Les menaces iraniennes de fermeture du détroit d’Ormuz résonnent jusqu’à Alger. Depuis le 13 juin, les déclarations du député Sardar Esmail Kowsari, affirmant que la fermeture du détroit était « à l’étude », ont provoqué un séisme sur les marchés énergétiques mondiaux. Cette artère maritime, qui canalise près de 20% du pétrole mondial, cristallise aujourd’hui les tensions géopolitiques entre l’Iran et Israël. Pour l’Algérie, dixième producteur mondial de pétrole, cette crise potentielle dessine un horizon à double tranchant.
L’hypothèse d’un blocage du détroit d’Ormuz transformerait radicalement la donne énergétique mondiale. Selon les analyses de Bloomberg, Marcus Garvey, responsable de la stratégie matières premières chez Macquarie, envisage un scénario où « même si ce n’est que très temporairement, le prix du pétrole pourrait par exemple dépasser 200 dollars le baril ». Cette perspective, qualifiée d’extrême par l’analyste, reflète néanmoins la sensibilité du marché aux moindres perturbations dans cette zone stratégique.

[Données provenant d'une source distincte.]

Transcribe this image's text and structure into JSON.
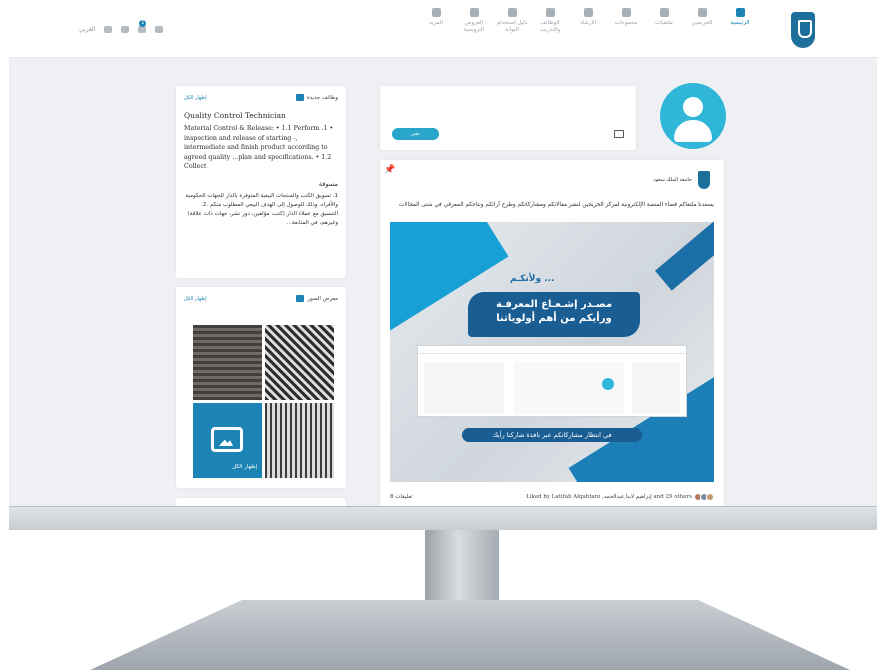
{
  "nav": {
    "items": [
      {
        "label": "الرئيسية",
        "icon": "home-icon",
        "active": true
      },
      {
        "label": "الخريجين",
        "icon": "id-card-icon",
        "active": false
      },
      {
        "label": "ملتقيات",
        "icon": "graduation-cap-icon",
        "active": false
      },
      {
        "label": "مجموعات",
        "icon": "building-icon",
        "active": false
      },
      {
        "label": "الارشاد",
        "icon": "users-icon",
        "active": false
      },
      {
        "label": "الوظائف والتدريب",
        "icon": "briefcase-icon",
        "active": false
      },
      {
        "label": "دليل استخدام البوابة",
        "icon": "link-icon",
        "active": false
      },
      {
        "label": "العروض الترويجية",
        "icon": "link-icon",
        "active": false
      },
      {
        "label": "المزيد",
        "icon": "more-icon",
        "active": false
      }
    ],
    "lang_label": "العربي",
    "notification_count": "1"
  },
  "jobs_card": {
    "title": "وظائف جديدة",
    "link": "إظهار الكل",
    "job1_title": "Quality Control Technician",
    "job1_desc": "Material Control & Release: • 1.1 Perform .1 • inspection and release of starting -, intermediate and finish product according to agreed quality ...plan and specifications. • 1.2 Collect",
    "job2_title": "مسوقة",
    "job2_desc": "1. تسويق الكتب والمنتجات البيعية المتوفرة بالدار للجهات الحكومية والأفراد، وذلك للوصول إلى الهدف البيعي المطلوب منكم .2. التنسيق مع عملاء الدار (كتب، مؤلفين، دور نشر، جهات ذات علاقة) وغيرهم، في المتابعة..."
  },
  "gallery_card": {
    "title": "معرض الصور",
    "link": "إظهار الكل",
    "more_label": "إظهار الكل"
  },
  "composer": {
    "publish_label": "نشر"
  },
  "post": {
    "author": "جامعة الملك سعود",
    "text": "يسعدنا ملتقاكم فضاء المنصة الإلكترونية لمركز الخريجين لنشر مقالاتكم ومشاركاتكم وطرح آرائكم ونتاجكم المعرفي في شتى المجالات",
    "banner_tag": "... ولأنكـم",
    "banner_line1": "مصـدر إشـعـاع المعرفـة",
    "banner_line2": "ورأيكم من أهم أولوياتنا",
    "banner_cta": "في انتظار مشاركاتكم عبر نافذة شاركنا رأيك",
    "likes_text": "Liked by Latifah Alqahtani ,إبراهيم لابنا,عبدالحمد and 29 others",
    "comments_text": "8 تعليقات"
  },
  "colors": {
    "accent": "#1b84b5",
    "avatar": "#2fb6d8",
    "banner_dark": "#1a5d93"
  }
}
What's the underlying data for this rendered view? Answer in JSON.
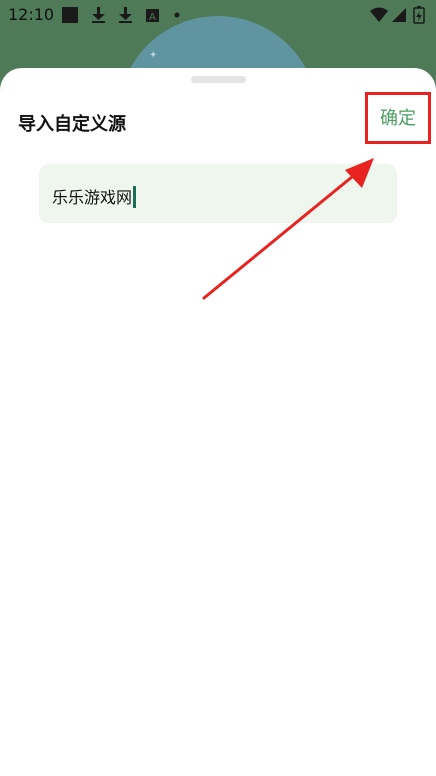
{
  "status_bar": {
    "time": "12:10"
  },
  "sheet": {
    "title": "导入自定义源",
    "confirm_label": "确定",
    "input": {
      "value": "乐乐游戏网"
    }
  },
  "colors": {
    "accent": "#4b9d63",
    "annotation_red": "#e8231f",
    "input_bg": "#eef6ee"
  },
  "icons": [
    "notification-square-icon",
    "download-icon",
    "download-icon",
    "font-app-icon",
    "dot-icon",
    "wifi-icon",
    "signal-icon",
    "battery-icon"
  ]
}
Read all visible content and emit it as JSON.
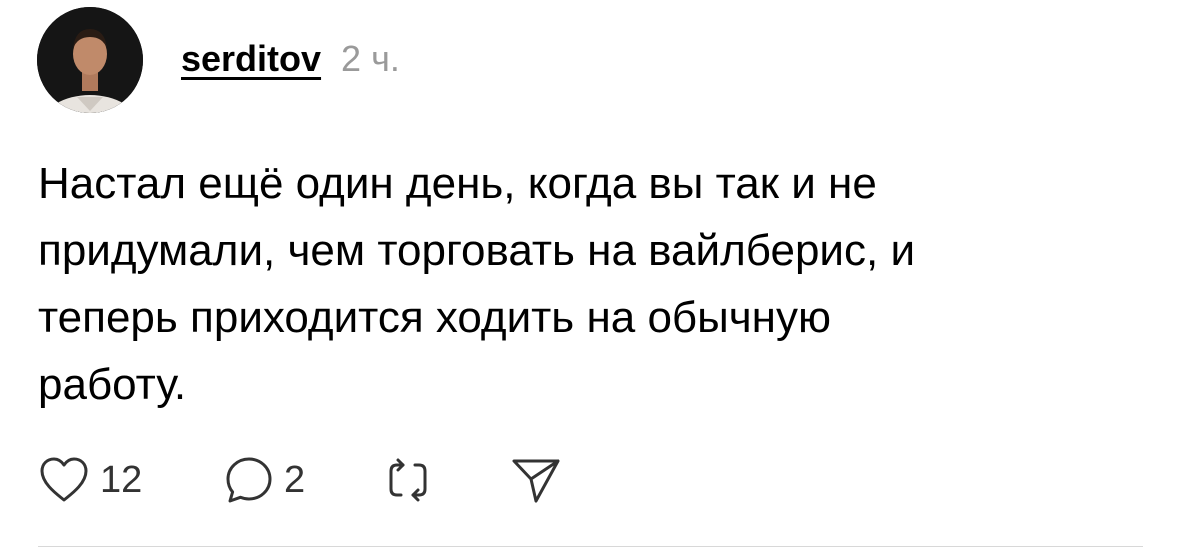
{
  "post": {
    "author": {
      "username": "serditov",
      "avatar_icon": "user-avatar"
    },
    "timestamp": "2 ч.",
    "text": "Настал ещё один день, когда вы так и не\nпридумали, чем торговать на вайлберис, и\nтеперь приходится ходить на обычную\nработу.",
    "actions": {
      "likes": {
        "icon": "heart-icon",
        "count": "12"
      },
      "comments": {
        "icon": "comment-icon",
        "count": "2"
      },
      "repost": {
        "icon": "repost-icon"
      },
      "share": {
        "icon": "send-icon"
      }
    }
  },
  "colors": {
    "text": "#000000",
    "timestamp": "#9a9a9a",
    "icon": "#333333",
    "divider": "#d8d8d8"
  }
}
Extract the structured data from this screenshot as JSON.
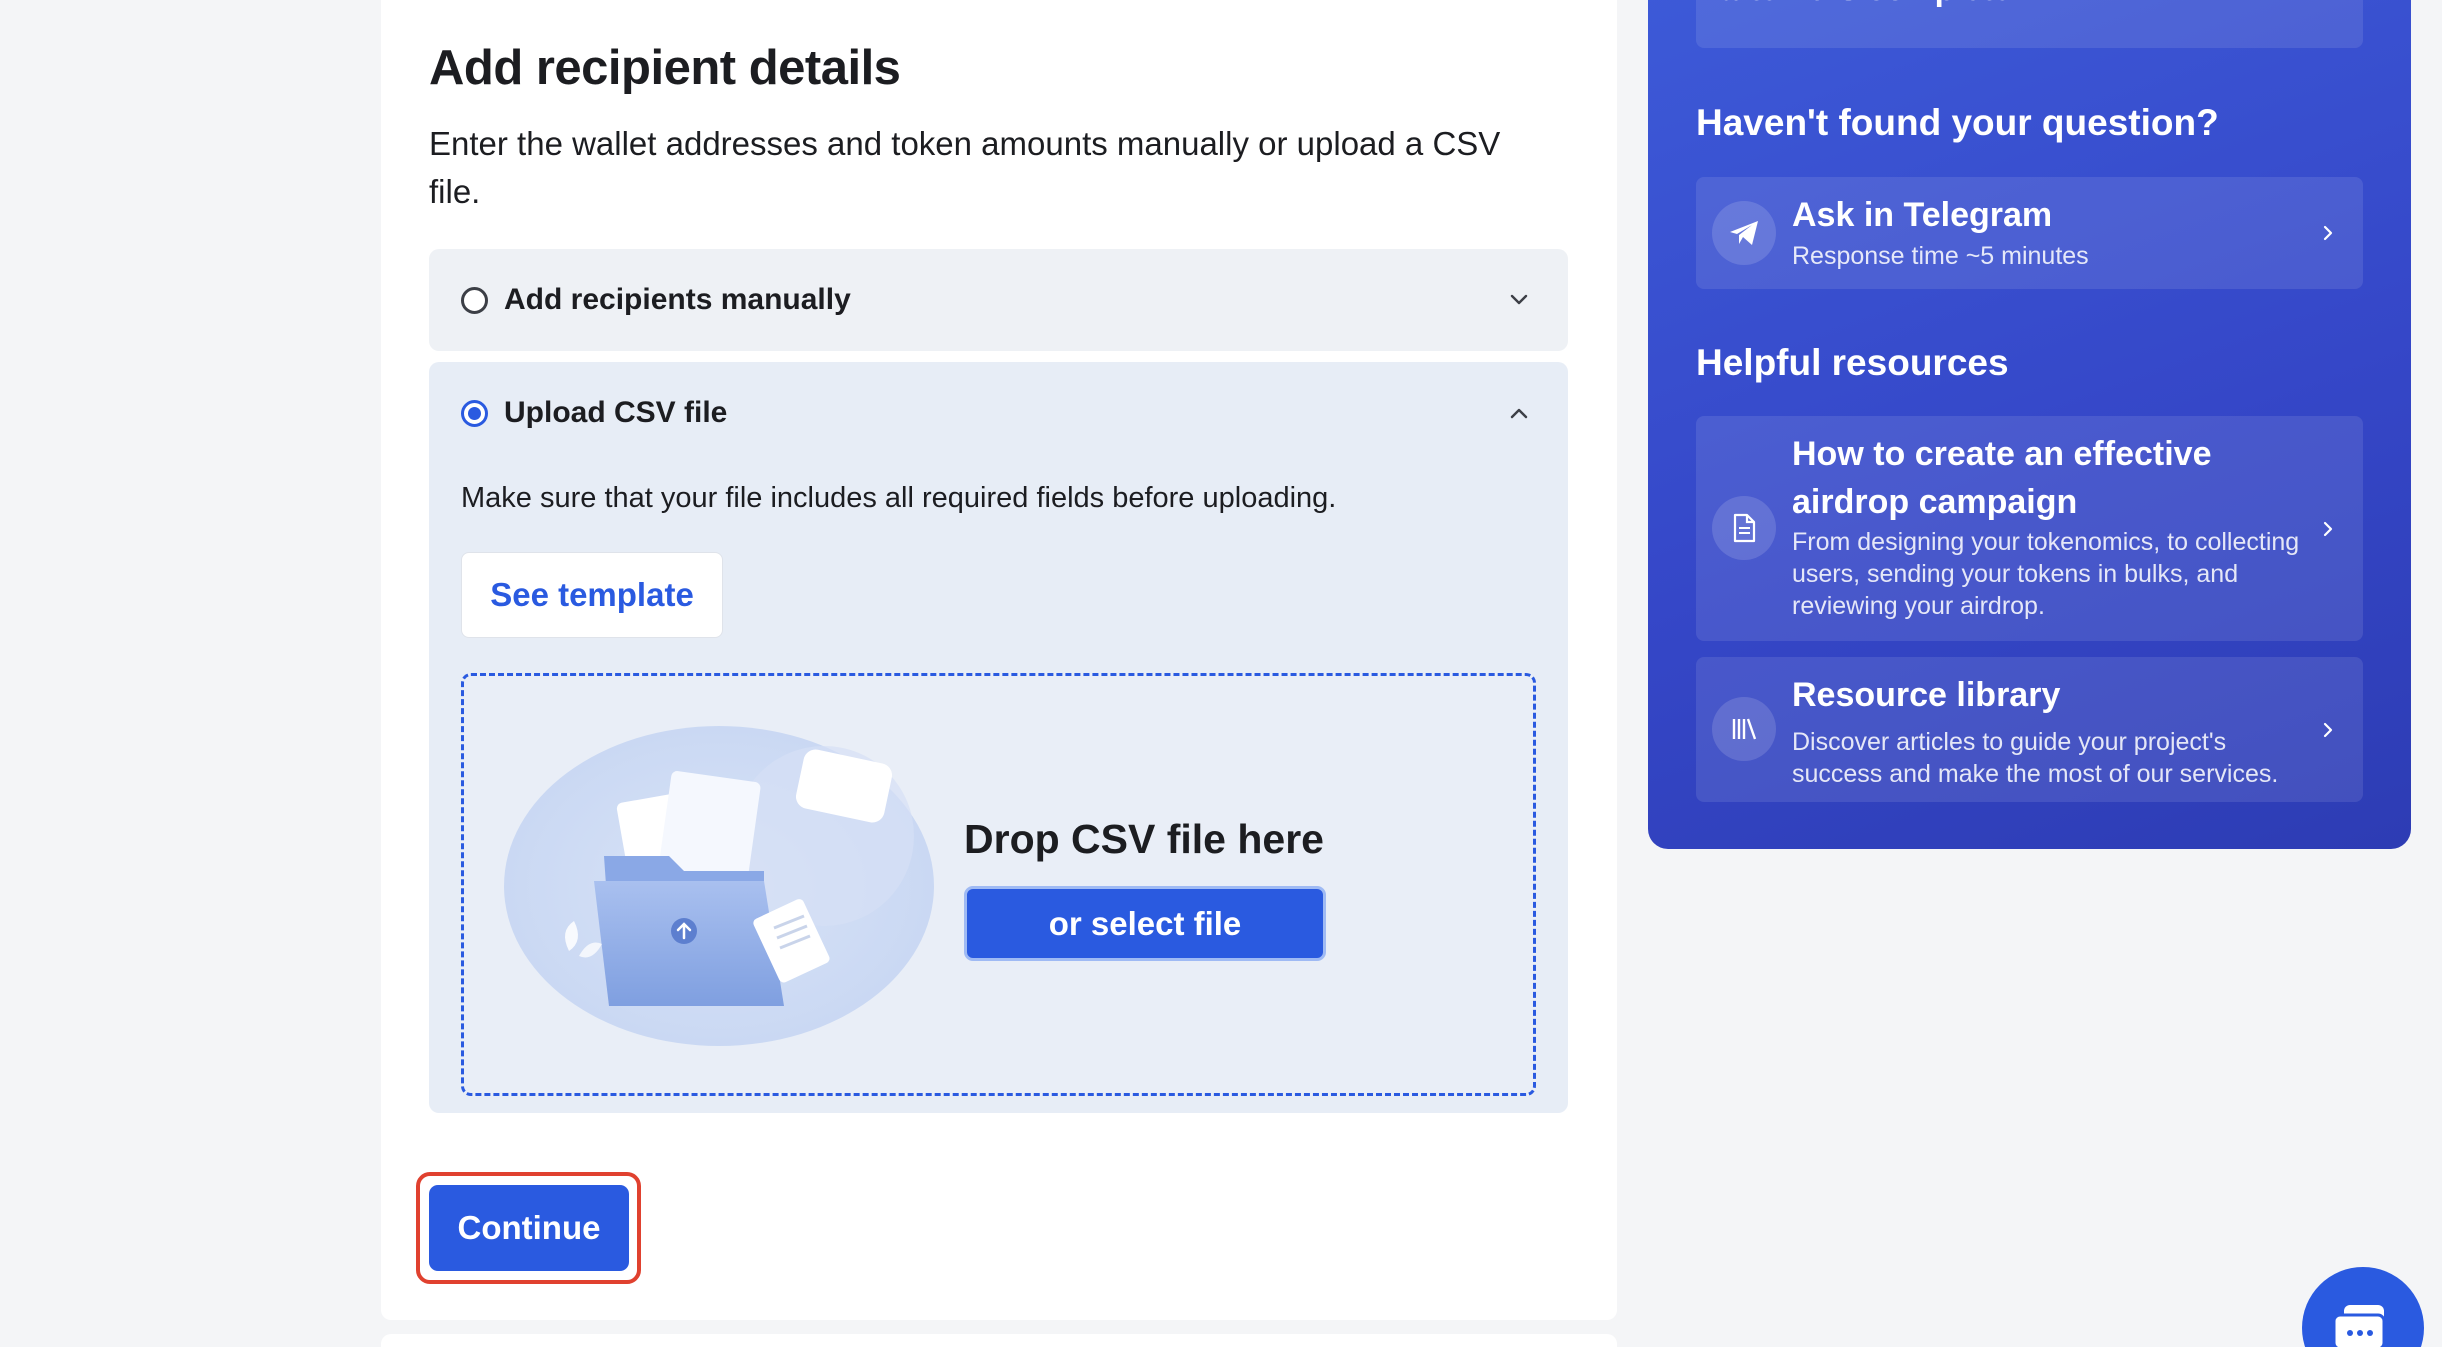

En effet, 20 à 30% du pétrole mondial transite par ce goulot d’étranglement, incluant 85% des exportations irakiennes et la totalité de celles du Koweït, d’Oman et du Qatar. Les réactions immédiates des marchés, avec des hausses de 10 à 13% après les récentes frappes, confirment cette vulnérabilité structurelle de l’approvisionnement énergétique mondial.

Une aubaine financière aux multiples facettes
Pour l’Algérie, cette crise représenterait paradoxalement une opportunité économique sans précédent. Le pays tire 93% de ses revenus en devises des hydrocarbures, faisant de toute hausse des prix un levier direct d’enrichissement des caisses de l’État. Sonatrach, la compagnie nationale, pourrait ainsi renégocier ses contrats dans un contexte où les prix du gaz naturel liquéfié pourraient tripler.
Cette manne financière inattendue arriverait à point nommé pour un pays confronté à des défis budgétaires persistants. Les réserves de changes algériennes, sous pression depuis plusieurs années, bénéficieraient d’un apport substantiel, offrant à l’État une marge de manœuvre financière élargie pour ses projets d’investissement et ses programmes sociaux.
L’avantage géographique de l’Algérie joue également en sa faveur. Contrairement aux producteurs du Golfe Persique, l’Algérie exporte principalement via ses ports méditerranéens d’Arzew et de Skikda. Cette configuration la protège mécaniquement des perturbations affectant le détroit d’Ormuz, lui conférant un avantage concurrentiel temporaire sur ses concurrents du Moyen-Orient.
Les risques d’une dépendance renforcée
Cette prospérité soudaine pourrait toutefois masquer des fragilités structurelles. Une forte hausse des revenus pétroliers risque de retarder les réformes économiques indispensables à la diversification de l’économie algérienne. Le syndrome hollandais, cette maladie économique qui frappe les pays trop dépendants de leurs ressources naturelles, pourrait s’accentuer si l’Algérie cède à la facilité des pétrodollars.
L’instabilité régionale générée par une escalade au Moyen-Orient affecterait inévitablement les partenariats énergétiques de l’Algérie, notamment avec l’Europe. Les pays européens, confrontés à une crise énergétique d’ampleur, pourraient accélérer leur transition vers les énergies renouvelables, réduisant structurellement leur demande en hydrocarbures. Cette réaction, bien qu’atténuant temporairement la crise, compromettrait les débouchés à long terme de l’Algérie.
La question des capacités de production se pose également. Si l’Algérie dispose théoriquement de marges de manœuvre pour augmenter sa production, les infrastructures vieillissantes et les sous-investissements chroniques limitent sa capacité à répondre rapidement à une demande accrue. Cette contrainte technique pourrait l’empêcher de capitaliser pleinement sur l’opportunité de marché.
Une fermeture du détroit d’Ormuz placerait l’Algérie dans une position ambivalente. Bénéficiaire à court terme d’une hausse exceptionnelle des cours, le pays devrait simultanément gérer les conséquences géopolitiques d’une crise qui redéfinirait les équilibres énergétiques mondiaux.